Integrated circuits (ICs) are typically clocked devices. In other words, an input clock signal is typically provided to an IC and is distributed throughout the IC, where it controls the timing of signal interactions throughout the circuitry. Therefore, a clock signal is arguably one of the most important signals in the entire IC.
Clock integrity is very important for reliable system operation. Data signals tend to be fairly non-critical, e.g., timing jitter and amplitude spikes on a data signal typically do not matter except at the moment when the data is being clocked into a storage cell or flip-flop. However, an input clock signal can come from any of several sources, e.g., internal to the IC, external to the IC, an external microprocessor, and so forth. Some of these signal sources might provide clock signals that are small and weak. For example, the configuration process in a programmable logic device (PLD) is often controlled by a configuration clock signal generated by a microprocessor external to the PLD. In these circumstances, it is not uncommon for the configuration clock signal to be a weak signal with slow transitions. Further, some clock signals, such as configuration clock signals for PLDs, are typically routed in a chain to many ICs, precluding simple serial termination.

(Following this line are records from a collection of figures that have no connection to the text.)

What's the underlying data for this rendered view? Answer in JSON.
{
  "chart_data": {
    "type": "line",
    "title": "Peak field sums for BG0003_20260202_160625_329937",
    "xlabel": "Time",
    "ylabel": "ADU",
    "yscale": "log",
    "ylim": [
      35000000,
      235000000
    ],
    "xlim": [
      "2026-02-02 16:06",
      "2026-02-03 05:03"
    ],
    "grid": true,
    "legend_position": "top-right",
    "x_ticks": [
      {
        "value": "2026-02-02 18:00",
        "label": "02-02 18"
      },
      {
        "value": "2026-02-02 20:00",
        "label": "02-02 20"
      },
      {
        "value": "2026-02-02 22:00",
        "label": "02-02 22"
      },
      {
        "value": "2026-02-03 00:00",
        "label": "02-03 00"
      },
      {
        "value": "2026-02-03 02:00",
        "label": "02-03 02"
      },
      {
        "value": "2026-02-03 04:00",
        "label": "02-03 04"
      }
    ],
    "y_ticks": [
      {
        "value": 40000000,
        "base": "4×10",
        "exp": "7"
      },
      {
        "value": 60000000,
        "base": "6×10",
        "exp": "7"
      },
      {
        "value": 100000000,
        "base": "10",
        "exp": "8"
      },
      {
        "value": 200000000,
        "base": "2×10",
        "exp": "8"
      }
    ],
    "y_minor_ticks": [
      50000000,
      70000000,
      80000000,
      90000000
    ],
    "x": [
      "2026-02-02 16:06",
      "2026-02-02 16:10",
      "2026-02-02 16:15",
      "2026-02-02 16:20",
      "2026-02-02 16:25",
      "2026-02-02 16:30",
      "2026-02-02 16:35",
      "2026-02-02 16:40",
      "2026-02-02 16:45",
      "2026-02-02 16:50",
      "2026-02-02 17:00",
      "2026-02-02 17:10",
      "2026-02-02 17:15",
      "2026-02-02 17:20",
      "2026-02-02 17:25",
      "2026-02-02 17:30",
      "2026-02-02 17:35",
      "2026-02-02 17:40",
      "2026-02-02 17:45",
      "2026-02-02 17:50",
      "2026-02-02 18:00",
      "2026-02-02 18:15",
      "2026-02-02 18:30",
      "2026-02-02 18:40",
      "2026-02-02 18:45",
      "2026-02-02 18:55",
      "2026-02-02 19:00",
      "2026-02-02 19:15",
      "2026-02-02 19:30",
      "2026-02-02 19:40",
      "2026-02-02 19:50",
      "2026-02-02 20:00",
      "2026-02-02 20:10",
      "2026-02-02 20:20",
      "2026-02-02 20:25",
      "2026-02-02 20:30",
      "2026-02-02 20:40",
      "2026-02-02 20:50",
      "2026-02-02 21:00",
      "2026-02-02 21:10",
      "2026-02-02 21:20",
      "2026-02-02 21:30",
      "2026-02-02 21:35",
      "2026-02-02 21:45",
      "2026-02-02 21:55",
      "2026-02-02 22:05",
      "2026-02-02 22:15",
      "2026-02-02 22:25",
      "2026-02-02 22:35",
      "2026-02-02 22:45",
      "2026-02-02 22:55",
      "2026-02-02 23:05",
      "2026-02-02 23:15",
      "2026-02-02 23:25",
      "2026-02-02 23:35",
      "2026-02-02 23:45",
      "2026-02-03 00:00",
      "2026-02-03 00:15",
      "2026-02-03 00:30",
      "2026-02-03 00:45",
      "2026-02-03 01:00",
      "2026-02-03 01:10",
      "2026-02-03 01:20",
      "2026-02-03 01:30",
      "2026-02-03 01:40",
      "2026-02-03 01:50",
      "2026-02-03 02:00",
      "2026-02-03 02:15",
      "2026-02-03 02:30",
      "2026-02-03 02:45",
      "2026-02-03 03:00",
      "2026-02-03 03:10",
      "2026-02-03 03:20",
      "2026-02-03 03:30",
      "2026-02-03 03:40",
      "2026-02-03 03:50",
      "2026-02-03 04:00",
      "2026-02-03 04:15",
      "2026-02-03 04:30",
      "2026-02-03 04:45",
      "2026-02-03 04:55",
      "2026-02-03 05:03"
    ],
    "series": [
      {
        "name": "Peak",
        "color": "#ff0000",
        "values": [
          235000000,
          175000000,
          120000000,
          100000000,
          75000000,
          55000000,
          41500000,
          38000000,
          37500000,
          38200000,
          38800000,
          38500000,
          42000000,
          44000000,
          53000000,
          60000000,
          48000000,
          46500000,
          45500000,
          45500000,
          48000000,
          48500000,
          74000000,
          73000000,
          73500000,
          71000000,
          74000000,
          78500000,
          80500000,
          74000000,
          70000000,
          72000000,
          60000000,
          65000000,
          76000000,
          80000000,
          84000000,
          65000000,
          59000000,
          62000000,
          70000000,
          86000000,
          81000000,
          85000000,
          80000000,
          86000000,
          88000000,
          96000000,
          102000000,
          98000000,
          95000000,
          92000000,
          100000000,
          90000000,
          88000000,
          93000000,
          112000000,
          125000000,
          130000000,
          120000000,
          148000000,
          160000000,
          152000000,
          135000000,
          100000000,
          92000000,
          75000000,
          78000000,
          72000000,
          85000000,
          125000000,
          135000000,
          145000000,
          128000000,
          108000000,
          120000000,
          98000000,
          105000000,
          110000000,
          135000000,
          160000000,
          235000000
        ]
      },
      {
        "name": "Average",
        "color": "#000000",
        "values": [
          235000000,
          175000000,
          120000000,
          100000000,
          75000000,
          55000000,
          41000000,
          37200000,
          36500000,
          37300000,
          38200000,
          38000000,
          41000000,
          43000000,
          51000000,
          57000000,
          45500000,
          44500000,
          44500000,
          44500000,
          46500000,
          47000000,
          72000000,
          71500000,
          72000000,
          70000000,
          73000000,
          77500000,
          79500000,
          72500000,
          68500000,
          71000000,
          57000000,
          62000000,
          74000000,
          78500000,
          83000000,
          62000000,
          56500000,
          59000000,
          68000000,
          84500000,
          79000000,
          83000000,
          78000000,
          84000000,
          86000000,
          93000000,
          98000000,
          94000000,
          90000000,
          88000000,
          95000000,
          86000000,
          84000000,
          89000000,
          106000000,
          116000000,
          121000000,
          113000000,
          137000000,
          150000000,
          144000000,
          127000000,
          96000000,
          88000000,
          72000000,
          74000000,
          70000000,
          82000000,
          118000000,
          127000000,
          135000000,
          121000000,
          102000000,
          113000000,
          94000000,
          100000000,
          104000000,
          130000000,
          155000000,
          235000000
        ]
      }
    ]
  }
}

The situation is exacerbated by the shrinking transistor geometries and reduced operating voltages evinced by modern ICs. As transistors get faster, for example, a clock input may become vulnerable to sporadic fast transients caused by Simultaneously Switching Outputs (SSOs) or by PC-board reflections. A sub-nanosecond perturbation in an input clock signal can cause on-chip double-triggering if the glitch propagates into the clock structure of the IC. In other words, a signal intended to be a single clock pulse might appear at the input clock terminal as two clock pulses, with undesirable effects. In a typical synchronous system, most signal inputs are inherently insensitive to perturbations that occur shortly after the clock edge, but the clock signal itself is always very sensitive to such perturbations.
Transient noise on an input clock signal can be difficult to detect directly, even with a high-quality oscilloscope. However, it must be corrected to ensure correct operation of the IC. Therefore, attempts are often made to correct clock signal integrity using, for example, low-pass filtering and Schmitt triggers. However, such solutions cause delay and have proven inadequate under some circumstances.
Therefore, it is desirable to provide simple and effective solutions that will suppress noise on input signals, particularly input clock signals.